“Dalam satu tahun pelaksanaan, kita melihat banyak persoalan, mulai dari dugaan korupsi, tujuan yang ketercapaiannya diragukan, kenaikan harga pangan lokal, ketimpangan, hingga transparansi yang sangat lemah,” katanya.
Dalam evaluasi tujuan perbaikan gizi dan penurunan stunting, Isnawati mengungkapkan bahwa hasil studi CELIOS menunjukkan 26% responden berpendidikan D3 hingga sarjana menilai MBG tidak mampu menurunkan stunting. Ia menegaskan, berbagai penelitian ilmiah telah menyatakan bahwa pemberian makanan di sekolah tidak berdampak langsung terhadap penurunan stunting, yang seharusnya difokuskan pada 1.000 hari pertama kehidupan anak.
CELIOS juga menemukan adanya kesalahan inklusi atau salah sasaran program MBG sebesar 34,20% yang berpotensi menyebabkan pemborosan anggaran hingga Rp 8,4 triliun. “Jika mengacu pada studi Hodinott dkk (2013), potensi manfaat investasi yang hilang akibat pemborosan tersebut bisa mencapai Rp 404,6 triliun,” jelas Isnawati.
Pada tujuan perubahan perilaku dan kondisi fisik anak, Isnawati menyebut lebih dari 50% orang tua, bahkan mencapai 60% ibu, menyatakan tidak ada perubahan berat badan anak setelah menerima MBG.
Selain itu, 51% orang tua menilai anak tidak menjadi lebih aktif dan fokus, sementara 54 persen menyebut tingkat kerajinan anak tetap sama.
“Tidak ada data kuat yang mendukung klaim pemerintah bahwa MBG meningkatkan berat badan, fokus, atau kecerdasan anak. Bahkan jika ada kenaikan berat badan, itu bisa bersifat semu dan tidak sehat karena dominasi makanan ultra-proses,” ujarnya.
Isnawati juga membandingkan anggaran MBG dengan kebutuhan sektor pendidikan. Ia menyebut anggaran MBG selama 12 hari saja di tahun 2026 setara dengan biaya untuk membayar seluruh guru honorer di Indonesia dengan gaji Rp1,7 juta per bulan selama satu tahun penuh. Menurutnya, hal ini menunjukkan kontradiksi kebijakan dalam upaya mencerdaskan anak bangsa.
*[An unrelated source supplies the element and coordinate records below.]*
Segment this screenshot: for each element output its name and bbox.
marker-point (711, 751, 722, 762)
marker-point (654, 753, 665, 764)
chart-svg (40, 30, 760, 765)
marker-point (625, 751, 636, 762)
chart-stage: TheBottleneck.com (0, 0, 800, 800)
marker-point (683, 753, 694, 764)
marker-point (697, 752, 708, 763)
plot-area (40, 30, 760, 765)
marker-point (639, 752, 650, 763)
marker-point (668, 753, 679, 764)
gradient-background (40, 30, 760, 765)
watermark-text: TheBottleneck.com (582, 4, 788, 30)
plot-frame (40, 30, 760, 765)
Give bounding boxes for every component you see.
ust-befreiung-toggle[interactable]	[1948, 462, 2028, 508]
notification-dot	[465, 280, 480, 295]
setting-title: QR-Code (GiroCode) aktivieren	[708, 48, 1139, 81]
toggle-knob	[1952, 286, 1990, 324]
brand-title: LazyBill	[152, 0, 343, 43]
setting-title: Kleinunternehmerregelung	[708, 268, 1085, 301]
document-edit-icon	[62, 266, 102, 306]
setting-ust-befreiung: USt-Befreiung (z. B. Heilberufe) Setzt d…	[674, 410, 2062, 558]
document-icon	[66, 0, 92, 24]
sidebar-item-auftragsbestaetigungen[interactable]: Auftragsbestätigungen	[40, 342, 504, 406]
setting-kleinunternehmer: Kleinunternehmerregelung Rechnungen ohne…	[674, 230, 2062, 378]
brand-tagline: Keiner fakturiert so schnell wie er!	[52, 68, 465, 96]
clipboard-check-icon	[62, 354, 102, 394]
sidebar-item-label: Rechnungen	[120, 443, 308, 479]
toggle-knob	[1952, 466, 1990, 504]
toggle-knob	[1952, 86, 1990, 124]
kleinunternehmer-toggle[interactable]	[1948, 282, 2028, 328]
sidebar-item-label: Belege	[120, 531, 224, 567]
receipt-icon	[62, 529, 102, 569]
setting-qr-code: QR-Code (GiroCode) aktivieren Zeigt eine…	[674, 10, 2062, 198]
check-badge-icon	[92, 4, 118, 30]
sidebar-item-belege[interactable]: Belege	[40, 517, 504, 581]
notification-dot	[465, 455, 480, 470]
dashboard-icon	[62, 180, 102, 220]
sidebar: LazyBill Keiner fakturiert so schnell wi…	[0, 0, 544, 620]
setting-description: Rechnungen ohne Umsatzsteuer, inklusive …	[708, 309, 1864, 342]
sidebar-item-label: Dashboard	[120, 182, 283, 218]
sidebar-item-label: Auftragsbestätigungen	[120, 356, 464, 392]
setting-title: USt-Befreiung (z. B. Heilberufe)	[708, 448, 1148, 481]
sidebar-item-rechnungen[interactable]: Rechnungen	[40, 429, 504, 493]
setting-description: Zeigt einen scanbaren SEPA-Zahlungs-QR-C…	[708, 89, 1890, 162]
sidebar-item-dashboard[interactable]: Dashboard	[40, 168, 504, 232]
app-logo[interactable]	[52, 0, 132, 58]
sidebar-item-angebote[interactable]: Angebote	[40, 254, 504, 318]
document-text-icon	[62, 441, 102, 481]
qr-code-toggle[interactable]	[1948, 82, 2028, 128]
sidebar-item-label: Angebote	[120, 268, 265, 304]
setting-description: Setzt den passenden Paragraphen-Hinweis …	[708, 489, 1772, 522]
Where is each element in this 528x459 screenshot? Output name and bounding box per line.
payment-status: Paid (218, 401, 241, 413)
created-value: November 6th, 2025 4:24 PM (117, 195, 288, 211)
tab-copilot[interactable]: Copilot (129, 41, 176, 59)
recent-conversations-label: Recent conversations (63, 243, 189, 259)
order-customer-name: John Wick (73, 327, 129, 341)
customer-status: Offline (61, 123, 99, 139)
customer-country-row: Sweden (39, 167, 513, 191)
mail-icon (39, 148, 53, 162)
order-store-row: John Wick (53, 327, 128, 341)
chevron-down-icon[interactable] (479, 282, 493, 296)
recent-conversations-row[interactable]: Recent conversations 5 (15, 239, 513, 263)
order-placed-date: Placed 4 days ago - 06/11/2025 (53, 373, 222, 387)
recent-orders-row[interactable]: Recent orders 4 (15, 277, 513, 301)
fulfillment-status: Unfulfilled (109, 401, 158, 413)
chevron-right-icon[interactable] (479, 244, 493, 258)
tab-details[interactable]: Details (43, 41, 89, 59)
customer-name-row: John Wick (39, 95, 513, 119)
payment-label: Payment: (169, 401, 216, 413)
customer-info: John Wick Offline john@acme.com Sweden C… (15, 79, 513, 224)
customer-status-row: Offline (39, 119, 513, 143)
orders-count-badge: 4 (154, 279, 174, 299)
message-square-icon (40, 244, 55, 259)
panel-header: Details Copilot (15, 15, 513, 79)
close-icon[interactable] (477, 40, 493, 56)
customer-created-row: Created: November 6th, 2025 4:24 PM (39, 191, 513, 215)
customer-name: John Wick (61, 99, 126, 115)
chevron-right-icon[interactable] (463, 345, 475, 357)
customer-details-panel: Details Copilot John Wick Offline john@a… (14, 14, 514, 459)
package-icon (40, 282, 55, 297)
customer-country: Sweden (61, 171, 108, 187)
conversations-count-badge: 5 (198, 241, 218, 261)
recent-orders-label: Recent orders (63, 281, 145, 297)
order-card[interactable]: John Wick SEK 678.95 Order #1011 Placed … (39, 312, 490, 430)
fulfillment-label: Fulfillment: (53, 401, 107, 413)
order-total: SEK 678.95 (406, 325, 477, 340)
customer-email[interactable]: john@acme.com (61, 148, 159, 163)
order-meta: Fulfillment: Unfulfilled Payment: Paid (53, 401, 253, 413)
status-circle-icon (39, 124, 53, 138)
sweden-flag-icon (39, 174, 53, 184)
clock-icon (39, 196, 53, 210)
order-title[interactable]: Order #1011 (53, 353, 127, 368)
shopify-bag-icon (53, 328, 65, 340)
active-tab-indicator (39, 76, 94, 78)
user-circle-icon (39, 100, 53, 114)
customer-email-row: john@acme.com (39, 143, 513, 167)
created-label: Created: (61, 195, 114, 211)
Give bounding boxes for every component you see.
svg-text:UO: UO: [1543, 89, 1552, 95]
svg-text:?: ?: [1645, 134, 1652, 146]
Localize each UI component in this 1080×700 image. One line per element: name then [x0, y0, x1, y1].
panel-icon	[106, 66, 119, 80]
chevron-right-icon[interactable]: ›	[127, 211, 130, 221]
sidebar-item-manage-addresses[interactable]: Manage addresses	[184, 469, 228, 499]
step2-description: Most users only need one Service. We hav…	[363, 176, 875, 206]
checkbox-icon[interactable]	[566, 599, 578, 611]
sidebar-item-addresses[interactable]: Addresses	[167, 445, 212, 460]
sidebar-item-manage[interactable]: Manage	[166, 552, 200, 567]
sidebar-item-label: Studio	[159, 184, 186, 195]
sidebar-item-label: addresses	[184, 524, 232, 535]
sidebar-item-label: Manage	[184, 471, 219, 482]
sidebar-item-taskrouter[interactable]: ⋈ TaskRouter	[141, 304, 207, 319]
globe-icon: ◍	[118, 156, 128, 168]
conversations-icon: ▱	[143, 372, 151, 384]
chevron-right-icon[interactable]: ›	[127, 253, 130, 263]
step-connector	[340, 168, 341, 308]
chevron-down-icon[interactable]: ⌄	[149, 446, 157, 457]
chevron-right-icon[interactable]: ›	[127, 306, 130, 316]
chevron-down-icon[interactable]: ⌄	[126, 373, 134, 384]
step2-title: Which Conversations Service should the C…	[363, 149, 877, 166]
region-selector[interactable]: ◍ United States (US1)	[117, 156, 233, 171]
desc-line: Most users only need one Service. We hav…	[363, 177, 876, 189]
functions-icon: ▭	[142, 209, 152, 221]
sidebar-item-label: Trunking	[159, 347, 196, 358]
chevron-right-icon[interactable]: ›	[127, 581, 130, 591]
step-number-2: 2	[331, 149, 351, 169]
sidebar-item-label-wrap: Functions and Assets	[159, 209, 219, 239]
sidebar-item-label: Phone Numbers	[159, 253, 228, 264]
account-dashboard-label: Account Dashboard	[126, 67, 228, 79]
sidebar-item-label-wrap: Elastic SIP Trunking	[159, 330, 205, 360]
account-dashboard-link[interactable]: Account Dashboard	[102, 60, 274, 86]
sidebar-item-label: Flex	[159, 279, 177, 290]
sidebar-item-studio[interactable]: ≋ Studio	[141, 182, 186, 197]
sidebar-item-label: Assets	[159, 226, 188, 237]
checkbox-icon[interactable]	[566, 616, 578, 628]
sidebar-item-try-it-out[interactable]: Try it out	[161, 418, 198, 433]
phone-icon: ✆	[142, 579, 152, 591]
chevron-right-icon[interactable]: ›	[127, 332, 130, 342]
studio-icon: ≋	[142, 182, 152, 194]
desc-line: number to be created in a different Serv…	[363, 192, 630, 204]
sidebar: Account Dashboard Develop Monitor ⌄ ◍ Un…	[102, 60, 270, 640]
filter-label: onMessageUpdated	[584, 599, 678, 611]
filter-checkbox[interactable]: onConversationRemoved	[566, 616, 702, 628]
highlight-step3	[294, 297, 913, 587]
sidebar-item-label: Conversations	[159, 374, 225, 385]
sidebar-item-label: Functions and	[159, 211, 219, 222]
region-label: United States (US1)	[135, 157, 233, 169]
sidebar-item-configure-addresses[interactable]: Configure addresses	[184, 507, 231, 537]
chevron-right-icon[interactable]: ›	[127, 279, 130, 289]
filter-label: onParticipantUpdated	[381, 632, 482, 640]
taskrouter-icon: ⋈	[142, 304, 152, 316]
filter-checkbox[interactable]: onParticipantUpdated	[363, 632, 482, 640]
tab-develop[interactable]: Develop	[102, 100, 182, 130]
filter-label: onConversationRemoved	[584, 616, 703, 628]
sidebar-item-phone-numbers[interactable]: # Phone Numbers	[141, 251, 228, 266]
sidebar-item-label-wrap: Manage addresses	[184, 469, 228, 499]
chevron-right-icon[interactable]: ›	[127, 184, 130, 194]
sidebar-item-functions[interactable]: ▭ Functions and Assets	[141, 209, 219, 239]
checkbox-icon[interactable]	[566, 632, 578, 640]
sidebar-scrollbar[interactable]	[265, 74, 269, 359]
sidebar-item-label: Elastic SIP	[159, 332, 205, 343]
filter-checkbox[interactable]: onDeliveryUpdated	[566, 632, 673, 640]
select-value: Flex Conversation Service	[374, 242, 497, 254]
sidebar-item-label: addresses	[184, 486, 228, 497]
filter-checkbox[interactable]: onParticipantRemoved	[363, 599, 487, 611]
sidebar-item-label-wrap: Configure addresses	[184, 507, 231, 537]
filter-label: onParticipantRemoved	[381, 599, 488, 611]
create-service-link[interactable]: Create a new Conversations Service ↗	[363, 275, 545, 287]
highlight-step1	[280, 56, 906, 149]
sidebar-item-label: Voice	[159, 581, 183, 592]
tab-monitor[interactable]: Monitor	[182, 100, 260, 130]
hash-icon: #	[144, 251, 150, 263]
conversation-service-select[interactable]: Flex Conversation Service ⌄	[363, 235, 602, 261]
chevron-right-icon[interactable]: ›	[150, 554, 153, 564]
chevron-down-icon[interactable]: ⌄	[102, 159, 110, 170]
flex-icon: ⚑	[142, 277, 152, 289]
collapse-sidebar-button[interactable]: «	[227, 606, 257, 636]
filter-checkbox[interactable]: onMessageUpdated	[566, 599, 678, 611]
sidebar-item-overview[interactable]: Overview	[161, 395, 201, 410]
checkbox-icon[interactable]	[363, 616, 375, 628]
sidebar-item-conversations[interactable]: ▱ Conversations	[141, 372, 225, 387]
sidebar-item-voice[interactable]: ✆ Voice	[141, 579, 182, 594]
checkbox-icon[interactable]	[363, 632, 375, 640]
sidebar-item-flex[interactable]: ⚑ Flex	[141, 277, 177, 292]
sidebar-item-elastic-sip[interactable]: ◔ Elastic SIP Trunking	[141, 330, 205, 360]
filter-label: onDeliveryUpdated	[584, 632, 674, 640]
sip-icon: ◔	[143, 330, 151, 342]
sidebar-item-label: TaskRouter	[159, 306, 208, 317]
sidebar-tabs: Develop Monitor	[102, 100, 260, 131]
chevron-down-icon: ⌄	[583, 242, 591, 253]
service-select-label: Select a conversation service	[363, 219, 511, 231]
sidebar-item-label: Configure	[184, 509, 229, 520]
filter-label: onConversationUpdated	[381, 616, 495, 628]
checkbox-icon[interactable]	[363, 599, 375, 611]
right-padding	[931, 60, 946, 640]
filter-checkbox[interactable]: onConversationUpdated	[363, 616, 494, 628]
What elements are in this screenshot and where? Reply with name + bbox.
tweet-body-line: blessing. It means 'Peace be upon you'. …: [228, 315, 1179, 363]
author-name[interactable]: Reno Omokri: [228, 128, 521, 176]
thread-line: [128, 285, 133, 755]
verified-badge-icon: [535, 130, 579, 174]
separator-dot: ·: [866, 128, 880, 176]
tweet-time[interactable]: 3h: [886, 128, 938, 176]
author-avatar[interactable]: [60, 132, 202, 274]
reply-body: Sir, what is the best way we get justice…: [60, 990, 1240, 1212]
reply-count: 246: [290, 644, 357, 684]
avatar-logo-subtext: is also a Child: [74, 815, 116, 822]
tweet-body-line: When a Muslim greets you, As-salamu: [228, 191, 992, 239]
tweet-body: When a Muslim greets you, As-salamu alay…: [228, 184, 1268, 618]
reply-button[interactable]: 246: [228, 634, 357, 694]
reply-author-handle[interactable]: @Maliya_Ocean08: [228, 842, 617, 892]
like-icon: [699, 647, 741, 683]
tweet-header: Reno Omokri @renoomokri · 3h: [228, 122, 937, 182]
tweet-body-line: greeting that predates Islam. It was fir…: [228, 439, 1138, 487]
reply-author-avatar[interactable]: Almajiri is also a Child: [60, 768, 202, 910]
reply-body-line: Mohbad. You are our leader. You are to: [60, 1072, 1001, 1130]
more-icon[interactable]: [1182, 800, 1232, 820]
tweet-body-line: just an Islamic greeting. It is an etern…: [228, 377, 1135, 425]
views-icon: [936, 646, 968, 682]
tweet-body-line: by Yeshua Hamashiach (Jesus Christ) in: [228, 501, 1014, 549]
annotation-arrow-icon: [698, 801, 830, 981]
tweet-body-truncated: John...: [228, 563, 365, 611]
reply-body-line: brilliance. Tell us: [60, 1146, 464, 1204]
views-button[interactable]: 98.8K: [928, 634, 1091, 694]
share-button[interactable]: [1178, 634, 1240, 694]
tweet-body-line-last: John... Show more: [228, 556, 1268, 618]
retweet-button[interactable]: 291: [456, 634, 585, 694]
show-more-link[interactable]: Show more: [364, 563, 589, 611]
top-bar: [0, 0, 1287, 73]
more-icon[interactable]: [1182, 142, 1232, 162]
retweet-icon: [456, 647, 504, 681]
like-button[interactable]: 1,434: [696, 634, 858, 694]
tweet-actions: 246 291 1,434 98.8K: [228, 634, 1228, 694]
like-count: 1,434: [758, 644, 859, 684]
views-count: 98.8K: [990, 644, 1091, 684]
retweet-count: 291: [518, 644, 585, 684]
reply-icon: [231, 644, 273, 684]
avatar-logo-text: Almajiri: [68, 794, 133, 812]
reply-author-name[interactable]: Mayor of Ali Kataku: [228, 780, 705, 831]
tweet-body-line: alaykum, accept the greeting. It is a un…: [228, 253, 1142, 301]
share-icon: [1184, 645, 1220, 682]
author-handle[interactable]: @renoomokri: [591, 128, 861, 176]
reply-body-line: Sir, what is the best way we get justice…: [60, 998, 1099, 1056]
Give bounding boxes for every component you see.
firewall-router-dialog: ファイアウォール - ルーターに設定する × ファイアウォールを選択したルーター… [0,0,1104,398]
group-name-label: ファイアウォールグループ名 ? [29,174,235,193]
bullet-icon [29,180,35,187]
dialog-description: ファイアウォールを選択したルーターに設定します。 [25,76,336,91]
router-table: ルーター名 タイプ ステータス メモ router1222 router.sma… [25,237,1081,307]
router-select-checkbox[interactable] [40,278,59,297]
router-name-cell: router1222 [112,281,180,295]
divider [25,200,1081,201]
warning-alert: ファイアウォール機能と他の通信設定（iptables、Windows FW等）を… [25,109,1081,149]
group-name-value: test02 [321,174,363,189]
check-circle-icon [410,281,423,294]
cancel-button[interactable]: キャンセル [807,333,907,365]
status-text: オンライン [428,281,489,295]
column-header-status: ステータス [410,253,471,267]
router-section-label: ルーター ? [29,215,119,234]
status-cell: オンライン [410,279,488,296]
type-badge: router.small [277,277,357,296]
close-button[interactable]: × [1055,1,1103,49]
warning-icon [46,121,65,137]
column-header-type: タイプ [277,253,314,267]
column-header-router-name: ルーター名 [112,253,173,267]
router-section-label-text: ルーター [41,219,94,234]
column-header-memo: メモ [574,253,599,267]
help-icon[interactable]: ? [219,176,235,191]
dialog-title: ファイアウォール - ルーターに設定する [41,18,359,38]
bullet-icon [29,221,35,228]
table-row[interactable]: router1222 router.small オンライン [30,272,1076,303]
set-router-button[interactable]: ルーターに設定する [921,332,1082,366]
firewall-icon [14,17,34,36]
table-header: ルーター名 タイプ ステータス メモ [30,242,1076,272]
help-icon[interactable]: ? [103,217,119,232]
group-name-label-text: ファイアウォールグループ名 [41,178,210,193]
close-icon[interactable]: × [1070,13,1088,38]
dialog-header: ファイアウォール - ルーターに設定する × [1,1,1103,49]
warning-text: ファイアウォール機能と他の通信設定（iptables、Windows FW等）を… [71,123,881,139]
Sementara itu, terkait tujuan pengurangan beban keluarga, Isnawati mengungkapkan lebih dari 30% orang tua merasa MBG tidak membantu mengurangi pengeluaran rumah tangga. Bahkan, 64% orang tua mengaku tetap harus membeli makanan tambahan ketika anak menolak konsumsi MBG, terutama akibat kualitas rasa, gizi, dan higienitas makanan yang dinilai kurang.